Is Kissing Cheating When In A Relationship
There are those who believe a man and woman should only be intimate in the confines of marriage. They think kissing can lead to nothing but trouble. Others take this belief one step further by believing it’s not merely inappropriate to “cheat” on your partner with a kiss, but actually cheating in general. Is this true? Or is there another way to look at it? Let’s examine some scenarios and see what we come up with.
Scenario 1 – You’re dating someone for awhile now and you’ve been very intimate. One day you decide to give her a peck on the cheek when she walks past you. She turns around expecting to get kissed back and gets surprised when you don’t. Instead, she feels like an object instead of a person because she expected reciprocation from you. And you feel guilty about it because it just isn’t right to treat any other human being as if they were an object. So you try again, only this time you go in for the full lips-full-of-tongue kiss. It doesn’t work out too well though. Afterward, she tells you how uncomfortable she felt during the whole thing. You tell her you didn’t mean anything bad by it. But deep down you know you did. Later on, you admit this was your first mistake because you didn’t realize how wrong it was. Now you want to stop doing it altogether. The problem here is that even after learning the lesson, you still have no clue why it made her so upset.
What happened here? Wasn’t it obvious? Did you forget that people like their personal space? If you had given her a little bit of space between them, maybe she wouldn’t have gotten all flustered. Yes, it may seem silly to you that she would have gotten uncomfortable over such a simple action, but we tend to react differently than we expect others to do. We often find ourselves reacting negatively to things that make us feel uncomfortable. That’s why it’s important to remember that things happen for reasons beyond our understanding. Maybe she wasn’t comfortable with it because it seemed forced. Perhaps she thought it was weird that you weren’t giving her your full attention while walking down the street like you normally would. Whatever the reason, she took it personally and got hurt. Why? Because she believed you meant harm when you gave her a light peck on the cheek.
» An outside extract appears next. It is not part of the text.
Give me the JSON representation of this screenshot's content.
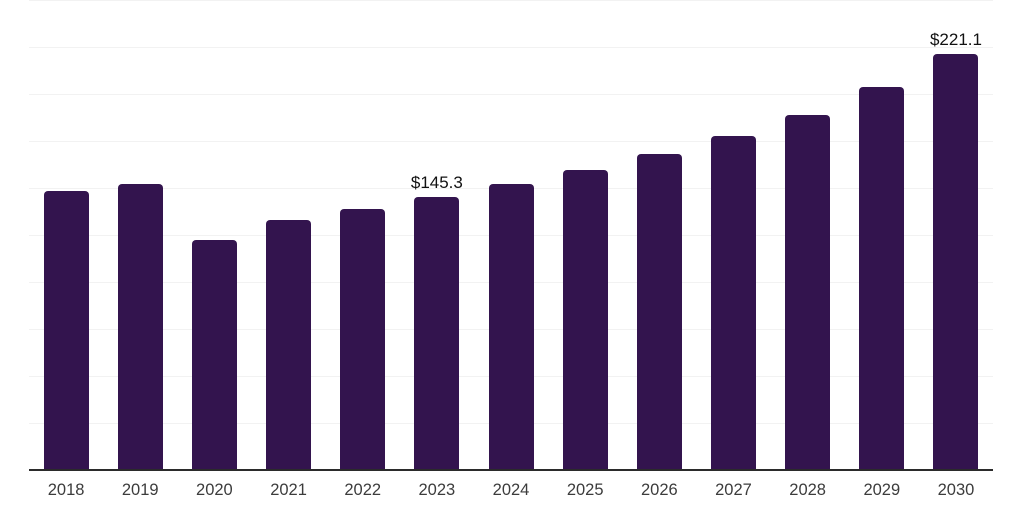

It could also be that she just doesn’t like getting kisses like that. Perhaps she prefers a longer, more passionate type of kiss. What else might have caused her discomfort? Well, it could also be that she has an aversion to public displays of affection (PDA). This is where the idea that kissing leads to nothing but problems comes from. While PDA does create drama, it really shouldn’t. Sure, it causes arguments sometimes, but it doesn’t always. Some women prefer to keep their relationship private for fear that everyone will notice. Sometimes it’s better to respect their wishes rather than force yourself upon them.
Scenario 2 – Same scenario as above, except this time you decide to wait until you two are alone before doing anything physical. You walk hand-in-hand down the sidewalk and she goes into a store ahead of you. When you reach the door, you turn around and find that she has already left. Your heart sinks and you start thinking about what just happened. Then you remember you wanted to buy her some flowers. You figure you’ll pick up a bouquet tomorrow. On your way home, you pass the same flower shop and decide to surprise her tonight with roses. As luck would have it, she happens to be outside the store buying balloons. You grab her arm and pull her inside the store. Once she notices the flowers, she starts laughing and says she’d love to accept them, but she just bought balloons. You then ask her what she thinks about the fact that you waited until today to bring these flowers to her. She explains that she saw you coming toward her earlier and decided to leave early to avoid having to talk to you. She said she wasn’t sure whether she wanted to accept the gift because she knew you probably spent money on them. You apologize for making her worry and assure her that you won’t do it again. Still confused, she thanks you for the gesture and leaves.
So what happened here? First off, it’s pretty clear that you didn’t mean anything harmful by the kiss. You simply wanted to show her how much you cared about her. Even though it ended poorly, it didn’t end badly. There’s no real reason to believe she was cheated on. Again, it could be that she has an aversion to public displays of affection. Second, you apologized to her. She accepted your apology and thanked you for the gesture. Third, you didn’t pressure her into accepting the roses. Lastly, you let her choose what she wants. None of these actions indicate that you cheated on her.
As you can see, both scenarios point towards you not cheating on your significant other. However, one ends up causing drama and conflict whereas the other doesn’t. Which one do you think is best? I say go with option B. Let her choose. Don’t force your desires onto her. Also, if you think she’s feeling pressured, offer to call and set a date/time where you’ll drop off the flowers. Just be respectful of her needs and preferences. You can never please everybody anyway!